G. D. Calvey, A. M. Katz, C. B. Schaffer, and L. Pollack,
Structural dynamics (2016)
Knowledge of protein structure provides essential insight into function, enhancing our understanding of diseases and enabling new treatment development. X-ray crystallography has been used to solve the structures of more than 100 000 proteins; however, the vast majority represent long-lived states that do not capture the functional motions of these molecular machines. Reactions triggered by the addition of a ligand can be the most challenging to detect with crystallography because of the difficulty of synchronizing reactions to create detectable quantities of transient states. The development of X-ray free electron lasers (XFELs) and serial femtosecond crystallography (SFX) enables new approaches for solving protein structures following the rapid diffusion of ligands into micron sized protein crystals. Conformational changes occurring on millisecond timescales can be detected and time-resolved.
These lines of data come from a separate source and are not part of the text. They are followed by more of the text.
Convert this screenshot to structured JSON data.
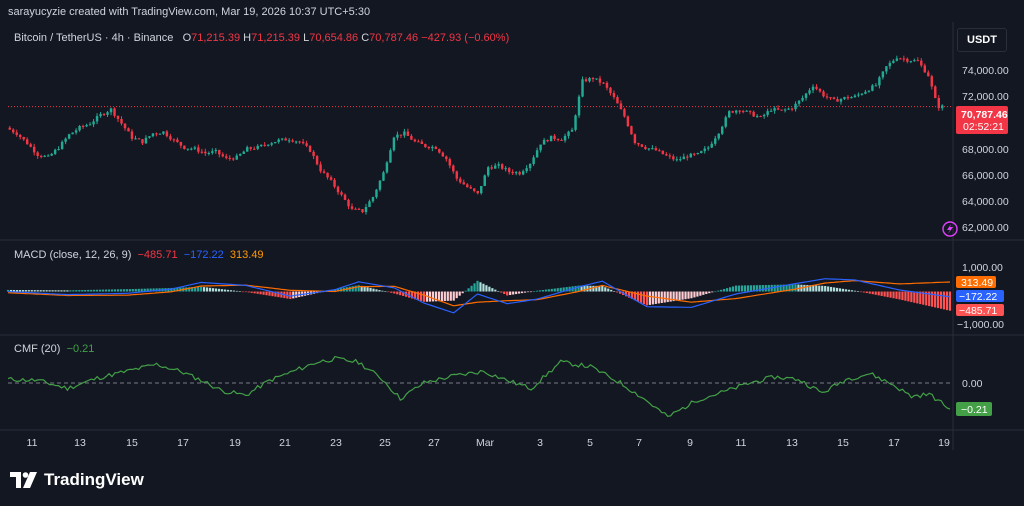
{
  "watermark_header": "sarayucyzie created with TradingView.com, Mar 19, 2026 10:37 UTC+5:30",
  "symbol": {
    "name": "Bitcoin / TetherUS · 4h · Binance",
    "open_label": "O",
    "open": "71,215.39",
    "high_label": "H",
    "high": "71,215.39",
    "low_label": "L",
    "low": "70,654.86",
    "close_label": "C",
    "close": "70,787.46",
    "change": "−427.93 (−0.60%)"
  },
  "currency_button": "USDT",
  "price_axis": {
    "ticks": [
      "74,000.00",
      "72,000.00",
      "68,000.00",
      "66,000.00",
      "64,000.00",
      "62,000.00"
    ],
    "last_price_label": "70,787.46",
    "countdown_label": "02:52:21"
  },
  "macd": {
    "title": "MACD (close, 12, 26, 9)",
    "histogram_value": "−485.71",
    "macd_value": "−172.22",
    "signal_value": "313.49",
    "axis_ticks": [
      "1,000.00",
      "−1,000.00"
    ]
  },
  "cmf": {
    "title": "CMF (20)",
    "value": "−0.21",
    "axis_ticks": [
      "0.00"
    ],
    "last_label": "−0.21"
  },
  "time_axis": [
    "11",
    "13",
    "15",
    "17",
    "19",
    "21",
    "23",
    "25",
    "27",
    "Mar",
    "3",
    "5",
    "7",
    "9",
    "11",
    "13",
    "15",
    "17",
    "19"
  ],
  "brand": "TradingView",
  "colors": {
    "up": "#22ab94",
    "down": "#f23645",
    "macd_line": "#2962ff",
    "signal_line": "#ff6d00",
    "cmf_line": "#43a047",
    "hist_up_strong": "#26a69a",
    "hist_up_weak": "#b2dfdb",
    "hist_down_strong": "#ff5252",
    "hist_down_weak": "#ffcdd2"
  },
  "chart_data": [
    {
      "type": "candlestick",
      "title": "Bitcoin / TetherUS · 4h · Binance",
      "ylim": [
        61500,
        75500
      ],
      "x_labels": [
        "11",
        "13",
        "15",
        "17",
        "19",
        "21",
        "23",
        "25",
        "27",
        "Mar",
        "3",
        "5",
        "7",
        "9",
        "11",
        "13",
        "15",
        "17",
        "19"
      ],
      "close_path": [
        [
          0,
          69300
        ],
        [
          3,
          68900
        ],
        [
          6,
          68200
        ],
        [
          9,
          67400
        ],
        [
          12,
          67200
        ],
        [
          15,
          67900
        ],
        [
          18,
          68800
        ],
        [
          21,
          69300
        ],
        [
          24,
          69600
        ],
        [
          27,
          70200
        ],
        [
          30,
          70600
        ],
        [
          33,
          69600
        ],
        [
          36,
          68600
        ],
        [
          39,
          68300
        ],
        [
          42,
          68900
        ],
        [
          45,
          69000
        ],
        [
          48,
          68400
        ],
        [
          51,
          67900
        ],
        [
          54,
          67800
        ],
        [
          57,
          67500
        ],
        [
          60,
          67600
        ],
        [
          63,
          67100
        ],
        [
          66,
          67200
        ],
        [
          69,
          67800
        ],
        [
          72,
          67900
        ],
        [
          75,
          68200
        ],
        [
          78,
          68400
        ],
        [
          81,
          68500
        ],
        [
          84,
          68300
        ],
        [
          87,
          67700
        ],
        [
          90,
          66300
        ],
        [
          93,
          65500
        ],
        [
          96,
          64500
        ],
        [
          99,
          63500
        ],
        [
          102,
          63400
        ],
        [
          105,
          64400
        ],
        [
          108,
          66100
        ],
        [
          111,
          68700
        ],
        [
          114,
          68900
        ],
        [
          117,
          68300
        ],
        [
          120,
          68000
        ],
        [
          123,
          67900
        ],
        [
          126,
          67100
        ],
        [
          129,
          65700
        ],
        [
          132,
          65100
        ],
        [
          135,
          64600
        ],
        [
          138,
          66500
        ],
        [
          141,
          66600
        ],
        [
          144,
          66200
        ],
        [
          147,
          66100
        ],
        [
          150,
          66800
        ],
        [
          153,
          68200
        ],
        [
          156,
          68600
        ],
        [
          159,
          68500
        ],
        [
          162,
          69100
        ],
        [
          165,
          72600
        ],
        [
          168,
          72800
        ],
        [
          171,
          72400
        ],
        [
          174,
          71400
        ],
        [
          177,
          70100
        ],
        [
          180,
          68300
        ],
        [
          183,
          67900
        ],
        [
          186,
          67700
        ],
        [
          189,
          67300
        ],
        [
          192,
          67000
        ],
        [
          195,
          67300
        ],
        [
          198,
          67400
        ],
        [
          201,
          67900
        ],
        [
          204,
          69000
        ],
        [
          207,
          70400
        ],
        [
          210,
          70600
        ],
        [
          213,
          70300
        ],
        [
          216,
          70000
        ],
        [
          219,
          70600
        ],
        [
          222,
          70500
        ],
        [
          225,
          70700
        ],
        [
          228,
          71400
        ],
        [
          231,
          72300
        ],
        [
          234,
          71600
        ],
        [
          237,
          71200
        ],
        [
          240,
          71400
        ],
        [
          243,
          71500
        ],
        [
          246,
          71900
        ],
        [
          249,
          72300
        ],
        [
          252,
          73600
        ],
        [
          255,
          74300
        ],
        [
          258,
          74100
        ],
        [
          261,
          74000
        ],
        [
          264,
          73000
        ],
        [
          266,
          71300
        ],
        [
          267,
          70787
        ]
      ]
    },
    {
      "type": "line",
      "title": "MACD (close, 12, 26, 9)",
      "ylim": [
        -1100,
        1200
      ],
      "series": [
        {
          "name": "MACD",
          "points": [
            [
              0,
              0
            ],
            [
              20,
              -100
            ],
            [
              40,
              -60
            ],
            [
              55,
              80
            ],
            [
              65,
              300
            ],
            [
              80,
              200
            ],
            [
              95,
              -150
            ],
            [
              110,
              60
            ],
            [
              118,
              320
            ],
            [
              130,
              120
            ],
            [
              140,
              -380
            ],
            [
              150,
              -700
            ],
            [
              158,
              -80
            ],
            [
              168,
              -400
            ],
            [
              178,
              -250
            ],
            [
              192,
              150
            ],
            [
              200,
              340
            ],
            [
              215,
              -500
            ],
            [
              230,
              -520
            ],
            [
              245,
              -80
            ],
            [
              265,
              260
            ],
            [
              275,
              420
            ],
            [
              285,
              380
            ],
            [
              300,
              50
            ],
            [
              317,
              -172.22
            ]
          ]
        },
        {
          "name": "Signal",
          "points": [
            [
              0,
              -40
            ],
            [
              20,
              -130
            ],
            [
              40,
              -120
            ],
            [
              55,
              -10
            ],
            [
              65,
              180
            ],
            [
              80,
              210
            ],
            [
              95,
              40
            ],
            [
              110,
              0
            ],
            [
              118,
              160
            ],
            [
              130,
              170
            ],
            [
              140,
              -120
            ],
            [
              150,
              -470
            ],
            [
              158,
              -350
            ],
            [
              168,
              -300
            ],
            [
              178,
              -270
            ],
            [
              192,
              0
            ],
            [
              200,
              200
            ],
            [
              215,
              -150
            ],
            [
              230,
              -350
            ],
            [
              245,
              -230
            ],
            [
              265,
              80
            ],
            [
              275,
              280
            ],
            [
              285,
              360
            ],
            [
              300,
              250
            ],
            [
              317,
              313.49
            ]
          ]
        }
      ]
    },
    {
      "type": "line",
      "title": "CMF (20)",
      "ylim": [
        -0.35,
        0.35
      ],
      "series": [
        {
          "name": "CMF",
          "points": [
            [
              0,
              0.05
            ],
            [
              10,
              0.04
            ],
            [
              20,
              -0.03
            ],
            [
              30,
              0.06
            ],
            [
              40,
              0.12
            ],
            [
              50,
              0.18
            ],
            [
              58,
              0.12
            ],
            [
              66,
              0.03
            ],
            [
              72,
              -0.05
            ],
            [
              80,
              -0.09
            ],
            [
              88,
              0.04
            ],
            [
              96,
              0.12
            ],
            [
              104,
              0.2
            ],
            [
              110,
              0.23
            ],
            [
              118,
              0.2
            ],
            [
              126,
              0.05
            ],
            [
              132,
              -0.12
            ],
            [
              140,
              0.02
            ],
            [
              150,
              0.08
            ],
            [
              160,
              0.12
            ],
            [
              168,
              0.04
            ],
            [
              176,
              -0.03
            ],
            [
              186,
              0.2
            ],
            [
              196,
              0.16
            ],
            [
              206,
              0.02
            ],
            [
              214,
              -0.12
            ],
            [
              222,
              -0.28
            ],
            [
              232,
              -0.13
            ],
            [
              242,
              -0.05
            ],
            [
              250,
              0.02
            ],
            [
              258,
              0.07
            ],
            [
              266,
              0.05
            ],
            [
              274,
              -0.07
            ],
            [
              282,
              0.05
            ],
            [
              290,
              0.1
            ],
            [
              298,
              0.0
            ],
            [
              304,
              -0.1
            ],
            [
              310,
              -0.08
            ],
            [
              317,
              -0.21
            ]
          ]
        }
      ]
    }
  ]
}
Here, we describe a new XFEL injector which incorporates a microfluidic mixer to rapidly combine reactant and sample milliseconds before the sample reaches the X-ray beam. The mixing injector consists of bonded, concentric glass capillaries. The fabrication process, employing custom laser cut centering spacers and UV curable epoxy, ensures precise alignment of capillaries for repeatable, centered sample flow and dependable mixing. Crystal delivery capillaries are 50 or 75 μm in diameter and can contain an integrated filter depending on the demands of the experiment. Reaction times can be varied from submillisecond to several hundred milliseconds. The injector features rapid and uniform mixing, low sample dilution, and high hit rates. It is fully compatible with existing SFX beamlines.